The OECD just came out with their 2006 Economic Survey of Japan, which generally says, Japan’s economy is doing pretty well at the moment, but the nation has to undertake serious steps in managing innovation and reducing inequality to keep up adequate growth for the next decade. The report closely examines the relatively new problem of income equality in Japan. Measures like relative poverty have nearly reached American levels after fifty years of enviably low disparity.
The OECD’s conclusions about the nature of income inequality seem to contradict Fujiwara Masahiko’s arguments in Dignity of a Nation: namely, the age old idea that lifetime employment helps reduce income disparity.
A lot of Nihonjinron writers like to associate Japan’s historically low Gini coefficient with Japan’s unique “lifetime employment” (終身雇用) system, where employees stay with the same company for their entire career. Fujiwara sees this as a key to social stability, claiming that merit-based promotion would cause destructive internal competition within companies. The OECD does back the claim that seniority-based pay — which goes hand in hand with lifetime employment — has helped limit the difference between employees of the same age in different companies. So on that point, the old belief may be true.
The problem is that the old lifetime employment system depends on a very rigid recruitment process (the so-called shuushoku katsudou), and even though young workers are no longer likely to stay around at one firm for their whole lives, they will still start their careers by passing through the very narrow gate of this process. Once within the company, the “regular employees” (正社員) acquired through the formal process will work side-by-side with “non-regular employees” (temps, those on yearly contracts) — but rewarded in completely different pay schemes. Non-regular workers make on average only 40% of the regular worker salaries, which the OECD says cannot be explained just through differences in productivity. And no matter how well the non-regulars perform, they will almost never be able to jump over to the “regular” career track. Participation in that initial recruitment drive now means everything for your future earnings and class status.
For the most part, the regular workers all come from top-notch four-year universities. Those without such credentials can’t get in the front door at recruitment, and even those with degrees who fail to “pledge” a first-tier company in their early 20s may never be able to get back on the mainline track.

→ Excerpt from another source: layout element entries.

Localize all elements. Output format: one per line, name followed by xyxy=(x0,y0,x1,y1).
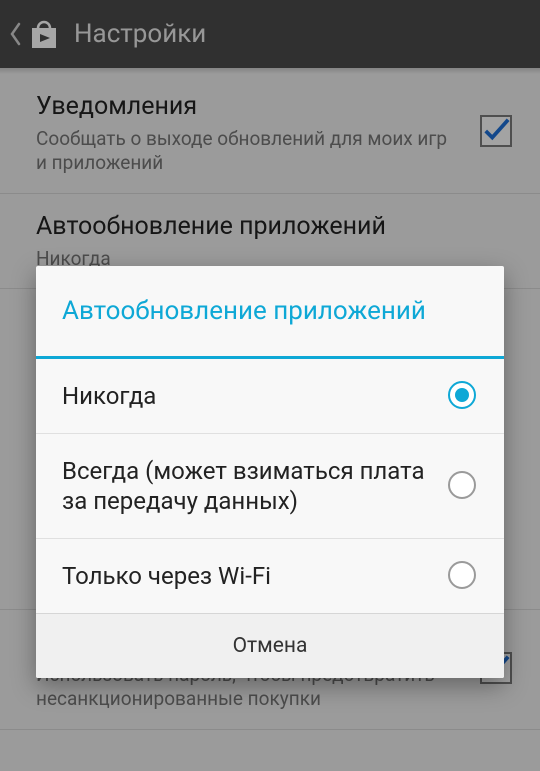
option-label: Только через Wi-Fi xyxy=(62,561,448,591)
option-label: Всегда (может взиматься плата за передач… xyxy=(62,456,448,516)
option-never[interactable]: Никогда xyxy=(36,359,504,434)
auto-update-dialog: Автообновление приложений Никогда Всегда… xyxy=(36,266,504,678)
radio-icon xyxy=(448,561,478,591)
option-wifi-only[interactable]: Только через Wi-Fi xyxy=(36,539,504,613)
dialog-title: Автообновление приложений xyxy=(36,266,504,356)
radio-icon xyxy=(448,381,478,411)
option-label: Никогда xyxy=(62,381,448,411)
radio-icon xyxy=(448,471,478,501)
cancel-button[interactable]: Отмена xyxy=(36,614,504,678)
dialog-options: Никогда Всегда (может взиматься плата за… xyxy=(36,359,504,613)
option-always[interactable]: Всегда (может взиматься плата за передач… xyxy=(36,434,504,539)
dialog-button-bar: Отмена xyxy=(36,613,504,678)
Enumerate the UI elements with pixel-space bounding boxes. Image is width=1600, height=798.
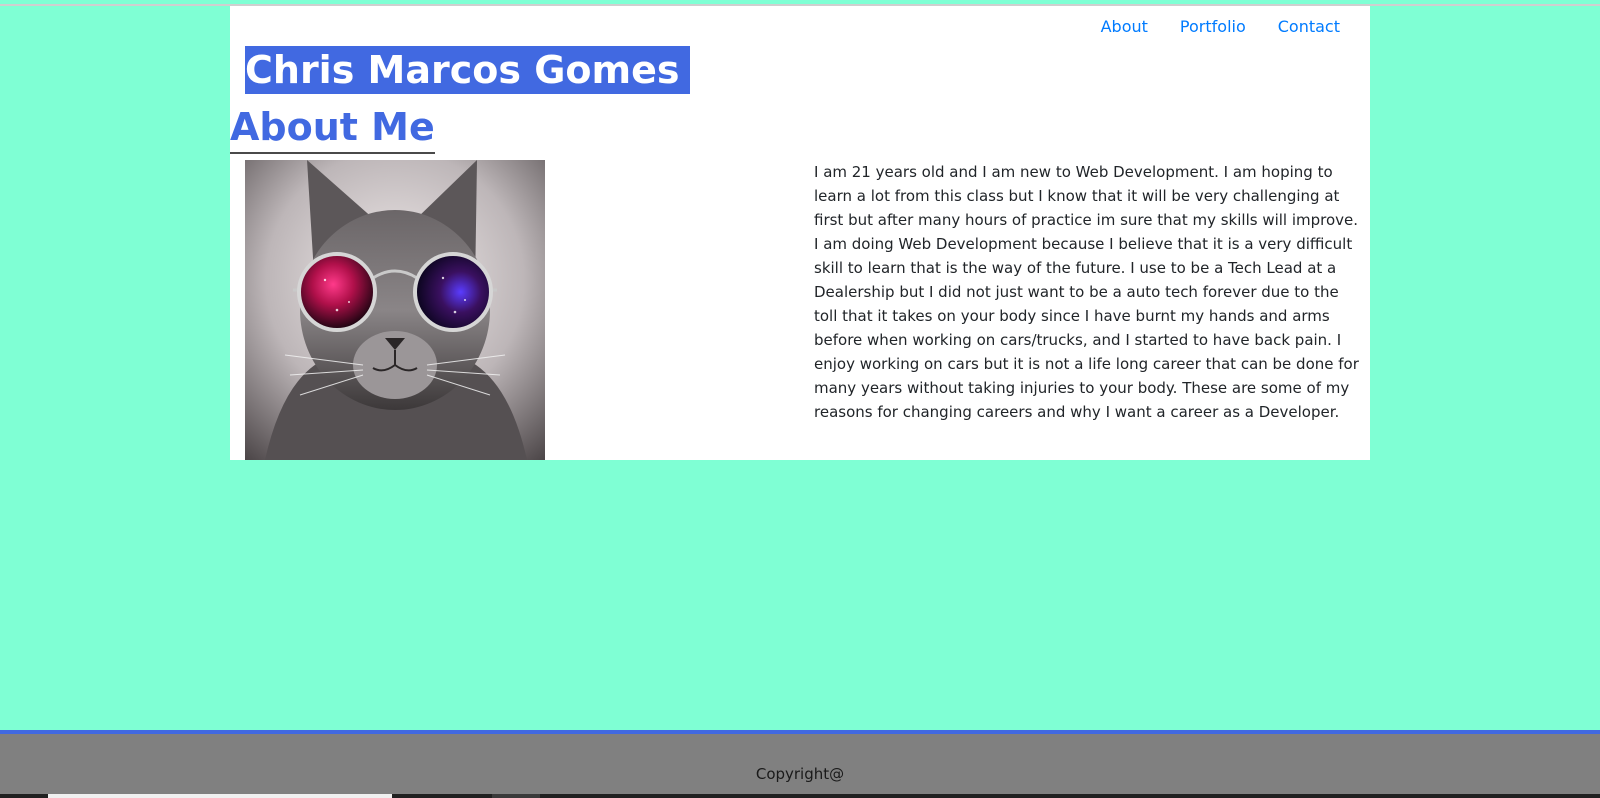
main-container: About Portfolio Contact Chris Marcos Gom…	[230, 6, 1370, 460]
cat-with-galaxy-sunglasses-photo	[265, 160, 527, 460]
about-heading: About Me	[230, 102, 435, 154]
profile-photo	[245, 160, 545, 460]
nav-link-contact[interactable]: Contact	[1278, 16, 1340, 38]
about-bio-text: I am 21 years old and I am new to Web De…	[814, 163, 1359, 421]
site-name-banner: Chris Marcos Gomes	[245, 46, 690, 94]
page-footer: Copyright@	[0, 730, 1600, 798]
taskbar-segment	[48, 794, 392, 798]
nav-link-portfolio[interactable]: Portfolio	[1180, 16, 1246, 38]
nav-link-about[interactable]: About	[1101, 16, 1148, 38]
taskbar-segment	[492, 794, 540, 798]
top-nav: About Portfolio Contact	[1101, 16, 1340, 38]
taskbar-strip	[0, 794, 1600, 798]
copyright-text: Copyright@	[755, 765, 845, 783]
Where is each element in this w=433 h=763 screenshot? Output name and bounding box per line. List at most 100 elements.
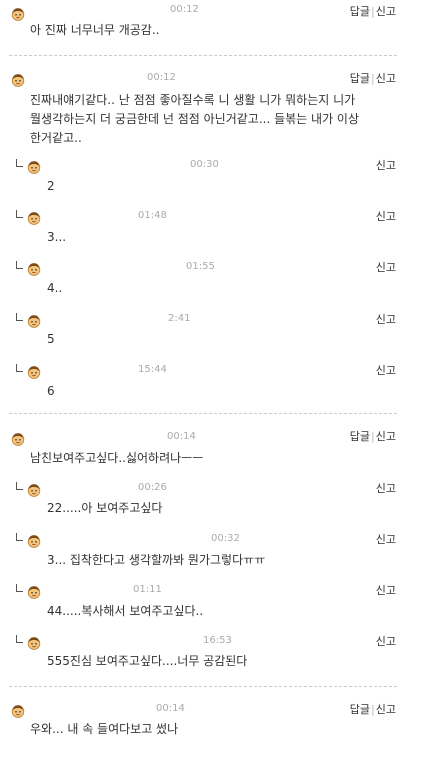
report-button[interactable]: 신고 <box>376 313 396 326</box>
report-button[interactable]: 신고 <box>376 210 396 223</box>
comment-actions: 신고 <box>376 362 396 378</box>
reply-button[interactable]: 답글 <box>350 5 370 18</box>
comment-text: 5 <box>47 332 55 346</box>
comment-time: 00:14 <box>167 431 196 442</box>
reply-arrow-icon <box>16 210 23 218</box>
reply-button[interactable]: 답글 <box>350 72 370 85</box>
comment-body: 555진심 보여주고싶다....너무 공감된다 <box>47 652 247 671</box>
avatar-icon <box>27 584 41 599</box>
divider <box>9 413 397 414</box>
comment-actions: 신고 <box>376 208 396 224</box>
comment-time: 01:55 <box>186 261 215 272</box>
comment-actions: 신고 <box>376 531 396 547</box>
report-button[interactable]: 신고 <box>376 584 396 597</box>
comment-list: 00:12 답글|신고 아 진짜 너무너무 개공감.. 00:12 답글|신고 … <box>0 0 433 763</box>
comment-time: 00:14 <box>156 703 185 714</box>
reply-arrow-icon <box>16 364 23 372</box>
reply-button[interactable]: 답글 <box>350 703 370 716</box>
comment-text: 한거같고.. <box>30 131 82 145</box>
comment-body: 2 <box>47 177 55 196</box>
comment-text: 3... <box>47 230 67 244</box>
comment-time: 00:12 <box>147 72 176 83</box>
report-button[interactable]: 신고 <box>376 703 396 716</box>
comment-actions: 답글|신고 <box>350 3 396 19</box>
report-button[interactable]: 신고 <box>376 5 396 18</box>
avatar-icon <box>11 431 25 446</box>
reply-arrow-icon <box>16 482 23 490</box>
comment-actions: 신고 <box>376 633 396 649</box>
comment-actions: 답글|신고 <box>350 701 396 717</box>
comment-body: 44.....복사해서 보여주고싶다.. <box>47 602 203 621</box>
comment-text: 22.....아 보여주고싶다 <box>47 501 163 515</box>
comment-body: 진짜내얘기같다.. 난 점점 좋아질수록 니 생활 니가 뭐하는지 니가 뭘생각… <box>30 91 359 148</box>
comment-text: 2 <box>47 179 55 193</box>
action-separator: | <box>371 72 375 85</box>
comment-body: 우와... 내 속 들여다보고 썼나 <box>30 720 178 739</box>
comment-text: 4.. <box>47 281 63 295</box>
reply-arrow-icon <box>16 261 23 269</box>
comment-text: 6 <box>47 384 55 398</box>
avatar-icon <box>27 313 41 328</box>
comment-text: 아 진짜 너무너무 개공감.. <box>30 23 160 37</box>
report-button[interactable]: 신고 <box>376 635 396 648</box>
divider <box>9 55 397 56</box>
comment-actions: 신고 <box>376 582 396 598</box>
reply-arrow-icon <box>16 159 23 167</box>
comment-text: 뭘생각하는지 더 궁금한데 넌 점점 아닌거같고... 들볶는 내가 이상 <box>30 112 360 126</box>
avatar-icon <box>11 703 25 718</box>
avatar-icon <box>27 364 41 379</box>
reply-arrow-icon <box>16 635 23 643</box>
report-button[interactable]: 신고 <box>376 430 396 443</box>
comment-text: 우와... 내 속 들여다보고 썼나 <box>30 722 179 736</box>
action-separator: | <box>371 703 375 716</box>
avatar-icon <box>11 72 25 87</box>
avatar-icon <box>27 210 41 225</box>
comment-body: 3... <box>47 228 66 247</box>
reply-button[interactable]: 답글 <box>350 430 370 443</box>
avatar-icon <box>27 261 41 276</box>
comment-actions: 신고 <box>376 311 396 327</box>
comment-body: 22.....아 보여주고싶다 <box>47 499 162 518</box>
comment-time: 15:44 <box>138 364 167 375</box>
comment-body: 아 진짜 너무너무 개공감.. <box>30 21 159 40</box>
reply-arrow-icon <box>16 584 23 592</box>
report-button[interactable]: 신고 <box>376 482 396 495</box>
comment-time: 01:11 <box>133 584 162 595</box>
comment-time: 00:30 <box>190 159 219 170</box>
reply-arrow-icon <box>16 313 23 321</box>
comment-time: 00:12 <box>170 4 199 15</box>
comment-time: 2:41 <box>168 313 191 324</box>
comment-text: 남친보여주고싶다..싫어하려나ㅡㅡ <box>30 451 204 465</box>
report-button[interactable]: 신고 <box>376 364 396 377</box>
comment-actions: 신고 <box>376 157 396 173</box>
comment-actions: 답글|신고 <box>350 428 396 444</box>
action-separator: | <box>371 430 375 443</box>
comment-text: 진짜내얘기같다.. 난 점점 좋아질수록 니 생활 니가 뭐하는지 니가 <box>30 93 356 107</box>
comment-actions: 신고 <box>376 259 396 275</box>
comment-body: 5 <box>47 330 55 349</box>
reply-arrow-icon <box>16 533 23 541</box>
report-button[interactable]: 신고 <box>376 533 396 546</box>
comment-time: 16:53 <box>203 635 232 646</box>
comment-time: 00:32 <box>211 533 240 544</box>
comment-body: 남친보여주고싶다..싫어하려나ㅡㅡ <box>30 449 203 468</box>
report-button[interactable]: 신고 <box>376 72 396 85</box>
comment-text: 555진심 보여주고싶다....너무 공감된다 <box>47 654 248 668</box>
comment-text: 3... 집착한다고 생각할까봐 뭔가그렇다ㅠㅠ <box>47 553 266 567</box>
avatar-icon <box>11 6 25 21</box>
comment-body: 4.. <box>47 279 62 298</box>
divider <box>9 686 397 687</box>
avatar-icon <box>27 159 41 174</box>
avatar-icon <box>27 482 41 497</box>
comment-text: 44.....복사해서 보여주고싶다.. <box>47 604 204 618</box>
comment-body: 6 <box>47 382 55 401</box>
comment-time: 00:26 <box>138 482 167 493</box>
comment-body: 3... 집착한다고 생각할까봐 뭔가그렇다ㅠㅠ <box>47 551 265 570</box>
avatar-icon <box>27 533 41 548</box>
action-separator: | <box>371 5 375 18</box>
report-button[interactable]: 신고 <box>376 261 396 274</box>
avatar-icon <box>27 635 41 650</box>
report-button[interactable]: 신고 <box>376 159 396 172</box>
comment-time: 01:48 <box>138 210 167 221</box>
comment-actions: 답글|신고 <box>350 70 396 86</box>
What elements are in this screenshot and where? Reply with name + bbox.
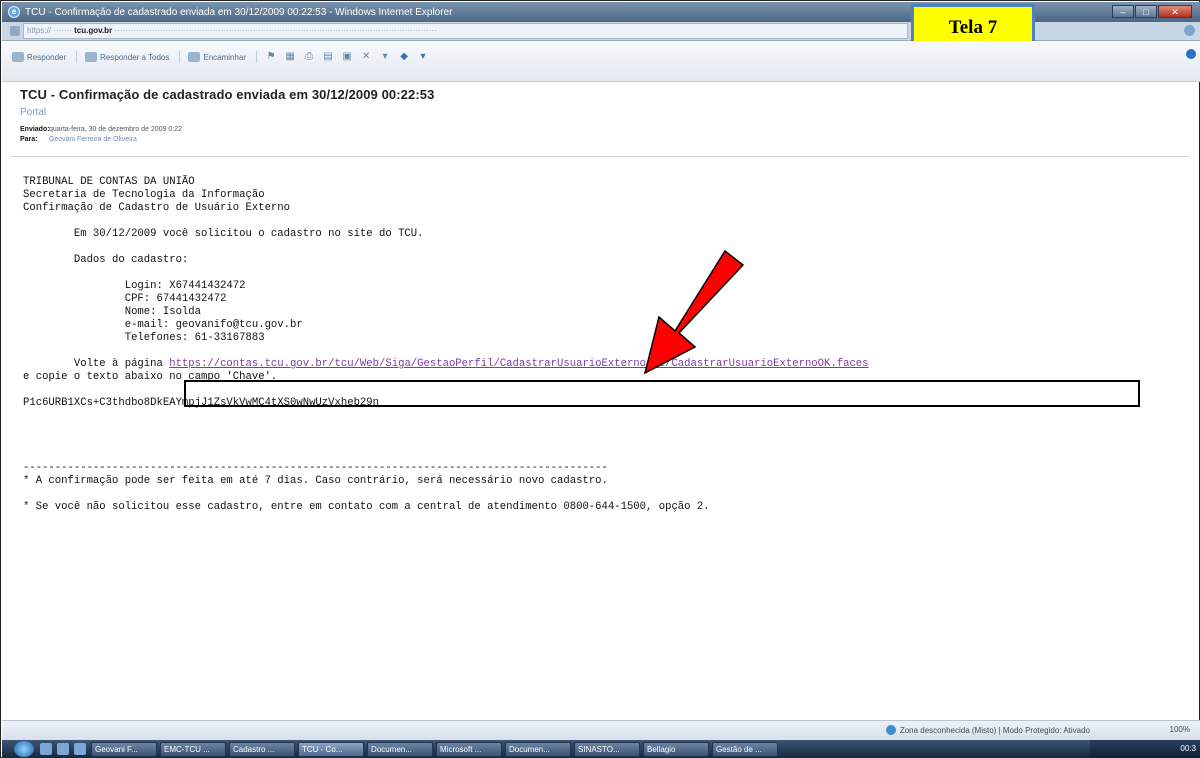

This creates what the OECD calls a “market dualism” — an elite track and a “non-regular” track coexisting without much chance of non-elite workers movin’ on up.
Why did this system not cause as much income inequality in the past? My guess is that companies hired more of their staff through the formal channels and outsourced work to other smaller firms with rigid employment ladders. Once the Bubble burst, these companies took less and less “formal” workers and used temps and non-regular hires to fill in the gaps at a low cost.
The OECD calls for less legal barriers to firing regular employees. These “Golden Boys/Girls” on the elite track can essentially never be fired, which is not true for their non-regular counterparts. If you get rid of the remnants of the old system and hire based on skill/merit alone, non-regular workers would be able to get hired at a decent pay scale and perhaps move up the career ladder at their companies. As it stands now, those who can ace placement tests at age 17 and look good in a cheap black suit at 21 are the only ones who can stay middle-class. The old traditional Japanese employment system now exacerbates the income inequality problem instead of solving it.